Konu hakkında paylaşımda bulunan Kırıkkanat, sosyal medyadan yaptığı paylaşımda, “İstinaf Mahkemesi bugün, Sinek Sarayı romanımdan Elif Şafak’ın Bit Palas romanına yaptığı intihalin ‘esinlemenin ötesinde’ olduğunu, olay örgüsü, karakterler ve kurgu benzerliklerinin bilirkişi raporuyla sabit bulunduğuna karar verdi. İstanbul Bölge Adliye Mahkemesi 16. Hukuk Dairesi 2024/489 Esas ve 2025/1393 Kararıyla, romanımdan yapılan intihalin FSEK kapsamındaki haklarıma açık bir tecavüz oluşturduğunu vurguladı ve maddi–manevi tazminata hükmedilmesini yerinde bularak davalıların istinaf taleplerini reddetti.
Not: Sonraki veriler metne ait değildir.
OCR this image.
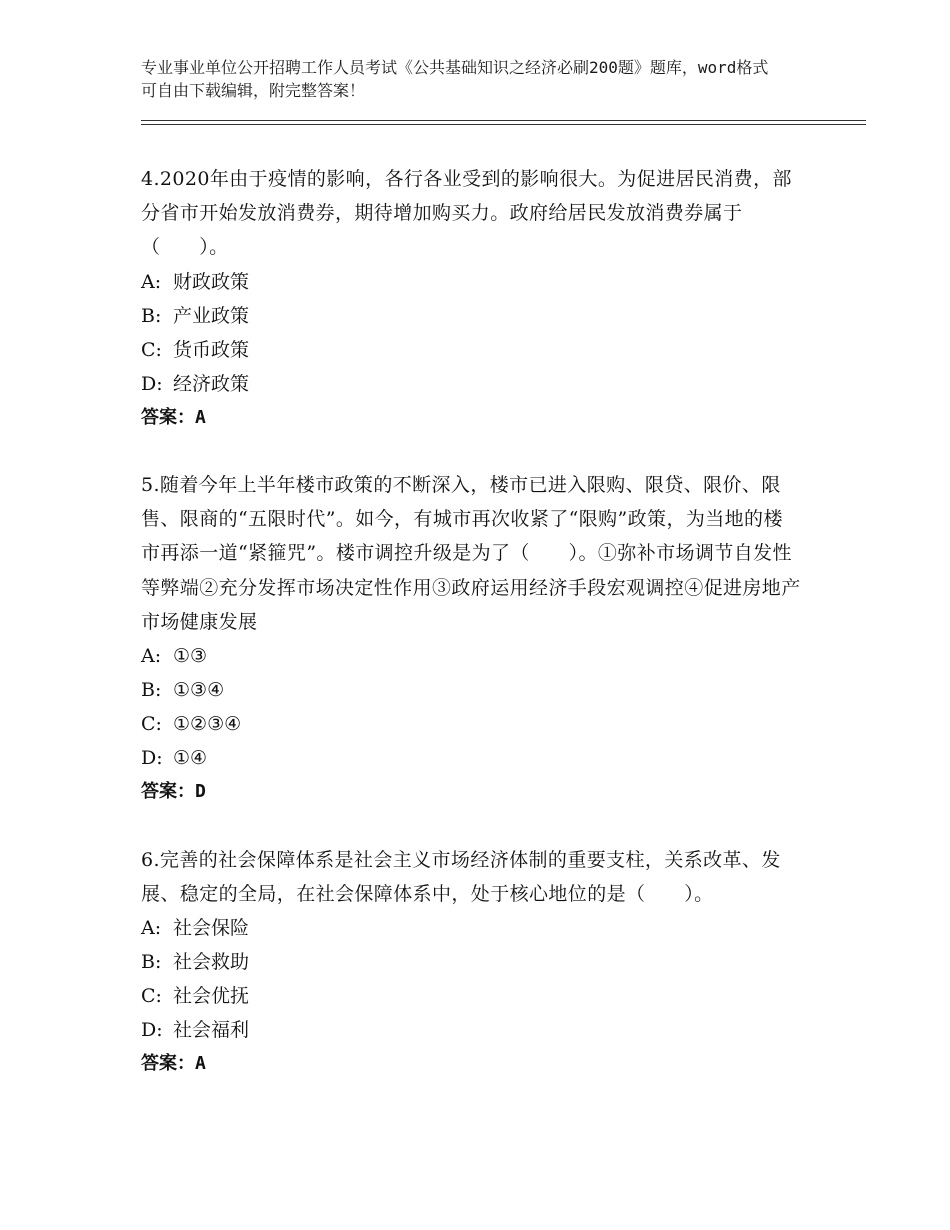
专业事业单位公开招聘工作人员考试《公共基础知识之经济必刷200题》题库，word格式可自由下载编辑，附完整答案！

4.2020年由于疫情的影响，各行各业受到的影响很大。为促进居民消费，部分省市开始发放消费券，期待增加购买力。政府给居民发放消费券属于（　　）。

A: 财政政策
B: 产业政策
C: 货币政策
D: 经济政策
答案：A

5.随着今年上半年楼市政策的不断深入，楼市已进入限购、限贷、限价、限售、限商的“五限时代”。如今，有城市再次收紧了“限购”政策，为当地的楼市再添一道“紧箍咒”。楼市调控升级是为了（　　）。①弥补市场调节自发性等弊端②充分发挥市场决定性作用③政府运用经济手段宏观调控④促进房地产市场健康发展

A: ①③
B: ①③④
C: ①②③④
D: ①④
答案：D

6.完善的社会保障体系是社会主义市场经济体制的重要支柱，关系改革、发展、稳定的全局，在社会保障体系中，处于核心地位的是（　　）。

A: 社会保险
B: 社会救助
C: 社会优抚
D: 社会福利
答案：A
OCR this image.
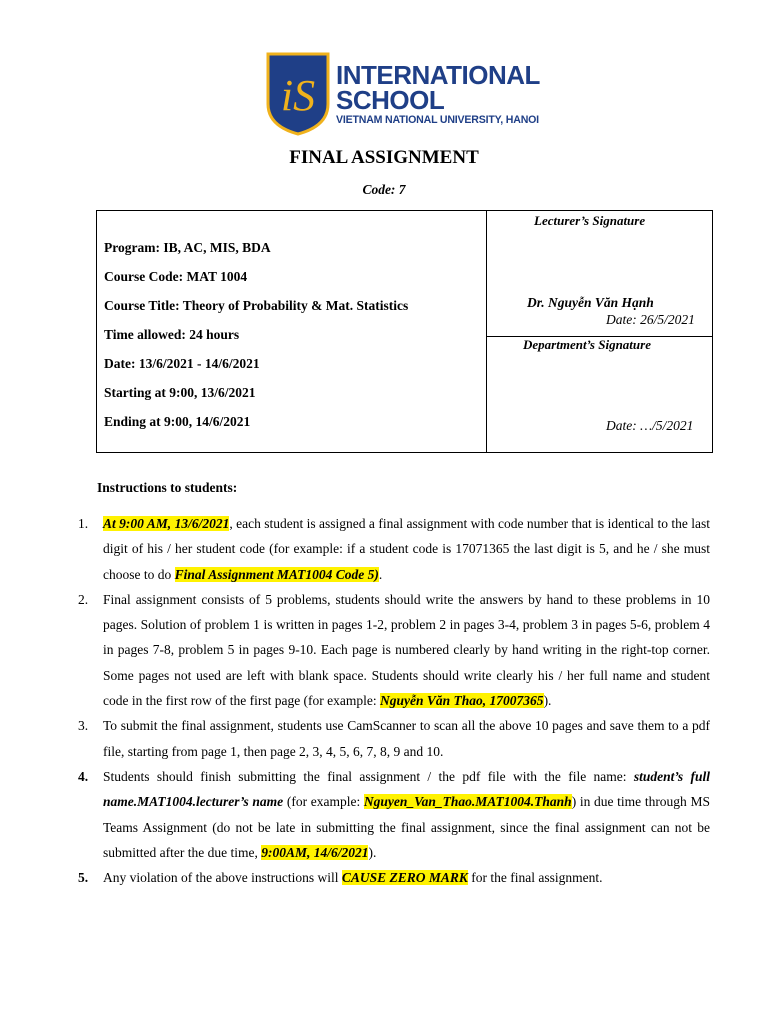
iS INTERNATIONAL
SCHOOL
VIETNAM NATIONAL UNIVERSITY, HANOI
FINAL ASSIGNMENT
Code: 7
Program: IB, AC, MIS, BDA
Course Code: MAT 1004
Course Title: Theory of Probability & Mat. Statistics
Time allowed: 24 hours
Date: 13/6/2021 - 14/6/2021
Starting at 9:00, 13/6/2021
Ending at 9:00, 14/6/2021
Lecturer’s Signature
Dr. Nguyễn Văn Hạnh
Date: 26/5/2021
Department’s Signature
Date: …/5/2021
Instructions to students:
1. At 9:00 AM, 13/6/2021, each student is assigned a final assignment with code number that is identical to the last digit of his / her student code (for example: if a student code is 17071365 the last digit is 5, and he / she must choose to do Final Assignment MAT1004 Code 5).
2. Final assignment consists of 5 problems, students should write the answers by hand to these problems in 10 pages. Solution of problem 1 is written in pages 1-2, problem 2 in pages 3-4, problem 3 in pages 5-6, problem 4 in pages 7-8, problem 5 in pages 9-10. Each page is numbered clearly by hand writing in the right-top corner. Some pages not used are left with blank space. Students should write clearly his / her full name and student code in the first row of the first page (for example: Nguyễn Văn Thao, 17007365).
3. To submit the final assignment, students use CamScanner to scan all the above 10 pages and save them to a pdf file, starting from page 1, then page 2, 3, 4, 5, 6, 7, 8, 9 and 10.
4. Students should finish submitting the final assignment / the pdf file with the file name: student’s full name.MAT1004.lecturer’s name (for example: Nguyen_Van_Thao.MAT1004.Thanh) in due time through MS Teams Assignment (do not be late in submitting the final assignment, since the final assignment can not be submitted after the due time, 9:00AM, 14/6/2021).
5. Any violation of the above instructions will CAUSE ZERO MARK for the final assignment.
Emeğin, fikrî mülkiyetin ve telif hakkının korunmasına katkı sağlayan bu karar nedeniyle mutluyum. Bu sonucu, haklarını savunan tüm yazarlar adına da önemli görüyorum. Yıllar önce kaleme aldığım Sinek Sarayı’nın gölgesini taşıyan satırların artık resmen intihal olarak tespit edildiği bugün ilan edilmiş oldu” ifadelerini kullandı.
“BU ÜLKEDE EDEBİYAT ÜRETİLEMEZ”
İntihal suçlamasını reddederek Yargıtay’a başvurulacağını belirten Doğan Kitap tarafından yapılan açıklamada ise “Doğan Kitap yayınevi olarak yirmi seneden uzun bir zamandır, Türk ve dünya edebiyatının en güçlü kalemlerinden Elif Şafak’ın kitaplarını basmaktan gurur duyuyoruz. Yazarımız aleyhine 16. Hukuk Dairesi tarafından alınan yüzde 5’lik intihal kararını asla kabul etmiyor ve hukuk mücadelemizi sürdüreceğimizi tüm kamuoyuna duyuruyoruz. Yazarımız abes ve sürreal bir şekilde, yüzde 5 ortak kelime ve tema kullanmakla suçlanmaktadır. Bu komik ve asılsız suçlama sadece yazarımızı değil, tüm edebiyat ve sanat camiasını hedef almaktadır. Sanat ve edebiyat eserlerine bu şekilde yaklaşılırsa bu ülkede artık edebiyat üretilemez” denildi.